Because PSA testing is an inexact science, "the benefit of early prostate cancer detection with random biopsy generally does not outweigh the harm induced by screening," particularly in men 70 and older, said lead researcher Dr. Arnout Alberts.
These harms can include unnecessary radiation and surgery, explained Alberts, who is in the urology department at Erasmus University Medical Center in Rotterdam, the Netherlands.
However, some elderly men may benefit from early detection, "and the use of MRI scans significantly reduces the harms and drawbacks of screening," he said.
For the study, Alberts and colleagues focused on 335 men, aged 71 and older, who had elevated blood PSA levels.
To determine who did and did not have prostate cancer, the investigators took six biopsy samples from the prostates of 177 men.
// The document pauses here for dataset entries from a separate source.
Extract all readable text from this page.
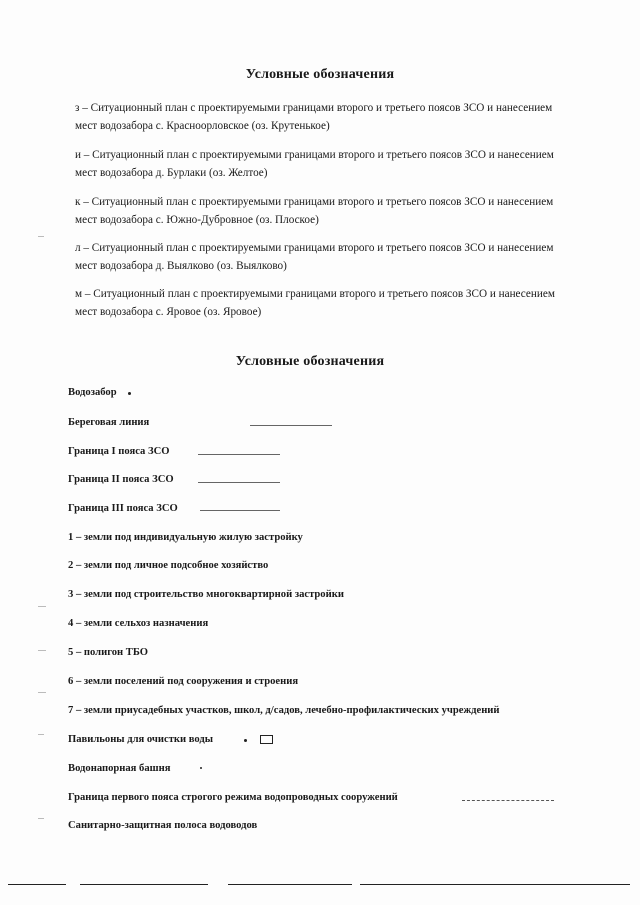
Условные обозначения
з – Ситуационный план с проектируемыми границами второго и третьего поясов ЗСО и нанесением
мест водозабора с. Красноорловское (оз. Крутенькое)
и – Ситуационный план с проектируемыми границами второго и третьего поясов ЗСО и нанесением
мест водозабора д. Бурлаки (оз. Желтое)
к – Ситуационный план с проектируемыми границами второго и третьего поясов ЗСО и нанесением
мест водозабора с. Южно-Дубровное (оз. Плоское)
л – Ситуационный план с проектируемыми границами второго и третьего поясов ЗСО и нанесением
мест водозабора д. Выялково (оз. Выялково)
м – Ситуационный план с проектируемыми границами второго и третьего поясов ЗСО и нанесением
мест водозабора с. Яровое (оз. Яровое)
Условные обозначения
Водозабор
Береговая линия
Граница I пояса ЗСО
Граница II пояса ЗСО
Граница III пояса ЗСО
1 – земли под индивидуальную жилую застройку
2 – земли под личное подсобное хозяйство
3 – земли под строительство многоквартирной застройки
4 – земли сельхоз назначения
5 – полигон ТБО
6 – земли поселений под сооружения и строения
7 – земли приусадебных участков, школ, д/садов, лечебно-профилактических учреждений
Павильоны для очистки воды
Водонапорная башня
Граница первого пояса строгого режима водопроводных сооружений
Санитарно-защитная полоса водоводов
Another 158 men had 12 samples taken, plus an MRI scan of their prostate before the biopsy.
If the MRI revealed a potentially cancerous area, then further MRI-targeted biopsy samples were taken, Alberts explained.
The research team found that biopsies using either six or 12 samples were, in most cases, able to detect serious cancers.
However, Alberts' team found that 70 percent of the men in the study would not have needed biopsies at all if MRI had been used beforehand, because no suspicious areas showed up on their scans.
One specialist, however, doesn't think MRI is the answer to the prostate cancer screening controversy.
"There is not enough data to say MRI is a home run, and there is not enough data to say it is cost-effective," said Dr. Anthony D'Amico, a professor of radiation oncology at Harvard Medical School in Boston.
Data from other institutions shows that MRI finds only 80 percent of severe cancers and misses 50 percent of the other high-grade cancers, D'Amico said.
"So having a negative MRI doesn't mean that you don't have aggressive prostate cancer," he added.
Alberts countered that a larger trial has started, with 40,000 men randomly selected for MRI screening at various PSA levels or for no screening.
"This trial will hopefully further elucidate the role of MRI in prostate cancer screening," he said.
D'Amico believes the only way to know for sure if MRI effectively screens for prostate cancer is to scan thousands of patients and remove their prostate to analyze the type of cancer.
"This would need to be done before we could justify the cost of MRI, which could be several thousand dollars, as opposed to a PSA, which is in the $50 to $70 range," D'Amico said.
D'Amico said MRI might be of value in certain cases, however.
"If you have a high PSA and you have biopsies and they are all negative, consider MRI, not for screening, but because you probably have a cancer that has gone undetected," he said. "But if you don't have a high PSA, we shouldn't be using MRI as a substitute for PSA."
The study results were scheduled for presentation Saturday at a European Association of Urology conference in London. Findings presented at meetings are usually considered preliminary until published in a peer-reviewed medical journal.